From the point of view of complex analysis, we see a variable fluctuation within an important price level, and now let's talk about the details. The given downward mood from Friday last continues to restore the quote where market participants not only managed to work out a variable surge on April 30, but worked out a tact of 1.0727 - 1.1017 by 81%, which can be considered success for followers of short positions. The subsequent fluctuation of the past day was expressed in stagnation / pullback 1.0790 / 1.0826, where the compression of the amplitude continued even at the new trading day.

Such a rapid development speaks about one thing - the theory of downward development is still relevant, and there are not many left before radical changes. The level of 1.0775, which has so long concentrated on itself market participants, is no longer considered a strong support for this period in connection with its recent breakdown. Thus, the passage of prices lower than 1.0775 is a matter of time, but the subsequent movement can be interesting, since it is easy to reach local lows. It is worth understanding that the downward development does not end at the values of 1.0700 and 1.0636 (1.0650), since the area of the beginning of 2017 gave us a platform for reflection.
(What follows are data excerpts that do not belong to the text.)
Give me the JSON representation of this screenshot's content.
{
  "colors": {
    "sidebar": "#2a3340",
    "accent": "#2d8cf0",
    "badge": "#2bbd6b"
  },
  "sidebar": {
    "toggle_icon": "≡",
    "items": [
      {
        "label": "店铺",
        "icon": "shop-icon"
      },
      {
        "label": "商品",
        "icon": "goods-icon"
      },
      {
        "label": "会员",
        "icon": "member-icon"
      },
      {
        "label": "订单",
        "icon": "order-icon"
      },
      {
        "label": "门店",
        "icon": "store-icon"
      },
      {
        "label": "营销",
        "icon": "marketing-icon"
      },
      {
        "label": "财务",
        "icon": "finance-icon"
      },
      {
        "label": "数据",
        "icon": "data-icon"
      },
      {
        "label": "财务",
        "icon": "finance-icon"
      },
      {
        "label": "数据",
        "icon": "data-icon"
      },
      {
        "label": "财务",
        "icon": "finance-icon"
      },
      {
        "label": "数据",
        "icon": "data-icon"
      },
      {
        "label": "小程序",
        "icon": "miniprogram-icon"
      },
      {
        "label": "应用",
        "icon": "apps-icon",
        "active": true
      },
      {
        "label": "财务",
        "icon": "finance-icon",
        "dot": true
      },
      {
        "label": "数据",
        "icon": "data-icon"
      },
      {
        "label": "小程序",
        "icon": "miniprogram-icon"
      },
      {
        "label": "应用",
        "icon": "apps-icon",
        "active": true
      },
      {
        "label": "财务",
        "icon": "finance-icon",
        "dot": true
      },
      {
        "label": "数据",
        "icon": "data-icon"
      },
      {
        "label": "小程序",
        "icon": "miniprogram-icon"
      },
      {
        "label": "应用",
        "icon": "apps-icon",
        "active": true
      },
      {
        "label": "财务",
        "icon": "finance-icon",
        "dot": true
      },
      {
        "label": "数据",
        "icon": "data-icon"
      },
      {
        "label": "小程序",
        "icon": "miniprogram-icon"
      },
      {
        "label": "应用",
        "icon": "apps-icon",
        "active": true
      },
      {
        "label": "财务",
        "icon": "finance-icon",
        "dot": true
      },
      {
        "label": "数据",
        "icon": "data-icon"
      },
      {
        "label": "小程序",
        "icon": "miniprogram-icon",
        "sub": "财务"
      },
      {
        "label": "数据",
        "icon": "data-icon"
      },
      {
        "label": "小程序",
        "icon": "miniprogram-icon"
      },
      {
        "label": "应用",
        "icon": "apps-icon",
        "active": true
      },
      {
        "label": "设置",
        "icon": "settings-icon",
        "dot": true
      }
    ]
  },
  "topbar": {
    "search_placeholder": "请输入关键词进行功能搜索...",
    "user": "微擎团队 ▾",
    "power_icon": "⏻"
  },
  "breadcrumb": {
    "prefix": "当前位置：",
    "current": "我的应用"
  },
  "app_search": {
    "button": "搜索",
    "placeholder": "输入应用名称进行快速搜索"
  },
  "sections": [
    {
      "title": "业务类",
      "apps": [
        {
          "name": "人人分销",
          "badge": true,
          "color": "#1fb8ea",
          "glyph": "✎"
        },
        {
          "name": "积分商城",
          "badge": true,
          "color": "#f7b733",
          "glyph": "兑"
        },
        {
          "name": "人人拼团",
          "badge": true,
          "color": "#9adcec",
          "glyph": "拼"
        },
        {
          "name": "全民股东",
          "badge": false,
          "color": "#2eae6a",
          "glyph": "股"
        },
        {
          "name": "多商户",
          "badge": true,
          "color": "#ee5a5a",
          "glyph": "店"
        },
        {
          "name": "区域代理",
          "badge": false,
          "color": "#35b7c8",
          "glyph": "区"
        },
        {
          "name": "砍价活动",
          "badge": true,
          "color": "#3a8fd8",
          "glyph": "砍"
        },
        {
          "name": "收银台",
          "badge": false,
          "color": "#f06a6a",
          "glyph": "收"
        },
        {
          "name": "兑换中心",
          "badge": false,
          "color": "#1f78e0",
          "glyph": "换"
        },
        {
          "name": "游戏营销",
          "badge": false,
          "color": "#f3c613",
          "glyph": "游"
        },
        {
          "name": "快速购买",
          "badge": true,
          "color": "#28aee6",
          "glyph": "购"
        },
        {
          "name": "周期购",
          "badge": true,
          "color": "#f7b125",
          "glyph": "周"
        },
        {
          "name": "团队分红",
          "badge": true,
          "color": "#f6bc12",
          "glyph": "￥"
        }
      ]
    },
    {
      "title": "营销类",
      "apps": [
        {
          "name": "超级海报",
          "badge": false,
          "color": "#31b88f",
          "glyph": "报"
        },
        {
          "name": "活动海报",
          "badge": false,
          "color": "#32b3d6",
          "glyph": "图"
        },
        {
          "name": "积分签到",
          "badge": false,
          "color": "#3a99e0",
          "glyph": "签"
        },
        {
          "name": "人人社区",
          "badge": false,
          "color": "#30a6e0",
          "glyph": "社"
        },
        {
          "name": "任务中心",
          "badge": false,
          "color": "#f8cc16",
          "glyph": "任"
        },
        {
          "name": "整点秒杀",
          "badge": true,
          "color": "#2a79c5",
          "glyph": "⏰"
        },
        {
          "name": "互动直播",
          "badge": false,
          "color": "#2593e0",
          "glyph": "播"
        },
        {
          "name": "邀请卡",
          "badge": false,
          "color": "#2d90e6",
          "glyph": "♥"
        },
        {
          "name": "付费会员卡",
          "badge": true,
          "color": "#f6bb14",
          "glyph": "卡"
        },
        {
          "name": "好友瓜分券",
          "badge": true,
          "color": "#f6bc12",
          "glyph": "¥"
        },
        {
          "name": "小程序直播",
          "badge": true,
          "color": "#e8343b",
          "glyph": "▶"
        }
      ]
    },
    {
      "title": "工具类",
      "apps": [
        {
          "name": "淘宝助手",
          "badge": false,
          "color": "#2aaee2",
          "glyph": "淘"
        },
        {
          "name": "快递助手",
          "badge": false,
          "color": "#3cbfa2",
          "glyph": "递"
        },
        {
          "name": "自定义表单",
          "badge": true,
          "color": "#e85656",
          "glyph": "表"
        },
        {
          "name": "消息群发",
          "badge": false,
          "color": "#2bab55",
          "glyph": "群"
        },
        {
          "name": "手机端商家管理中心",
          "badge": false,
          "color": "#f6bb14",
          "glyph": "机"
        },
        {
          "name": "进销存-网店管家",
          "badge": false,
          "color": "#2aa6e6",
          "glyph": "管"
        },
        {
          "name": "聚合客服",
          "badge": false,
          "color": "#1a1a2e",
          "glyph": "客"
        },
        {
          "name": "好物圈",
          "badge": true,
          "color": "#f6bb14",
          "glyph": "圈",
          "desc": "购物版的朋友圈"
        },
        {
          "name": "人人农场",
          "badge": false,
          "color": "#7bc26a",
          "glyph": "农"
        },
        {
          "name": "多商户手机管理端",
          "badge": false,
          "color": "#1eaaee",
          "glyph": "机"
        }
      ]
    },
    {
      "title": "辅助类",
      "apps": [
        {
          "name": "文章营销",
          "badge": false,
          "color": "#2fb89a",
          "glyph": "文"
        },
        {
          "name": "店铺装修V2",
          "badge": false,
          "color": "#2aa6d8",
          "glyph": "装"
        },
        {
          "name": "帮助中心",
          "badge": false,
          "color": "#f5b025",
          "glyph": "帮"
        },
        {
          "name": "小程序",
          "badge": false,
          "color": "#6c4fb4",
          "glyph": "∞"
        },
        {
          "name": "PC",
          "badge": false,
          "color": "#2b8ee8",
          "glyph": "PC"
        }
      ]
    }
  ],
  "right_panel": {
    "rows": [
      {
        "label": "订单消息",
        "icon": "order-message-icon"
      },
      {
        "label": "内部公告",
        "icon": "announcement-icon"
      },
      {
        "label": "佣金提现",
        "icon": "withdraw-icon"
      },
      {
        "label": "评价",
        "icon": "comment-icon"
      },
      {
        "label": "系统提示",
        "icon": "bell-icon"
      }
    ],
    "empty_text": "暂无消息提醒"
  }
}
In terms of volatility, there is a slowdown of 26% relative to the daily average, but it is worth considering that up to this point there was a significant acceleration with an inertial course, thus the existing activity was expected for market participants.

By daily monitoring of volatility, we see a clear picture of the emotional mood of the market, where the collected data shows a gradual stabilization of activity and adaptation to the external background.

Volatility detail

MARCH : Monday [March 9] - 155 points; Tuesday - 183 points; Wednesday - 115 points; Thursday - 278 points; Friday - 166 points; Monday - 151 points; Tuesday - 234 points; Wednesday - 243 points; Thursday - 326 points; Friday - 194 points; Monday - 191 points; Tuesday - 160 points; Wednesday - 133 points; Thursday - 188 points; Friday - 194 points; Monday - 134 points; Tuesday - 127 points.

APRIL : Wednesday - 136 points; Thursday - 147 points; Friday - 91 points; Monday - 67 points; Tuesday - 142 points; Wednesday - 72 points; Thursday - 110 points; Friday - 33 points; Monday - 74 points; Tuesday - 84 points; Wednesday - 134 points; Thursday - 95 points; Friday - 80 points; Monday - 55 points; Tuesday - 64 points; Wednesday - 82 points; Thursday - 90 points; Friday - 101 points; Monday - 49 points; Tuesday - 79 points; Wednesday - 68 points; Thursday - 139 points.

MAY : Friday - 83 points; Monday - 79 points; Tuesday - 100 points.

The average daily indicator relative to the dynamics of volatility is 86 points [see table of volatility at the end of the article].

As discussed in the previous review , traders took short positions in the direction of the first coordinate of 1.0775, which practically happened on the market.

Considering the trading chart in general terms, you can notice in the daily period, the three extreme candles have an inertial appearance, the last time we met a similar form 03/30/20-03.04.20. The scale in this case is smaller, but the fulcrum is the same, thereby drawing conclusions, and most importantly - do not miss an attractive formation.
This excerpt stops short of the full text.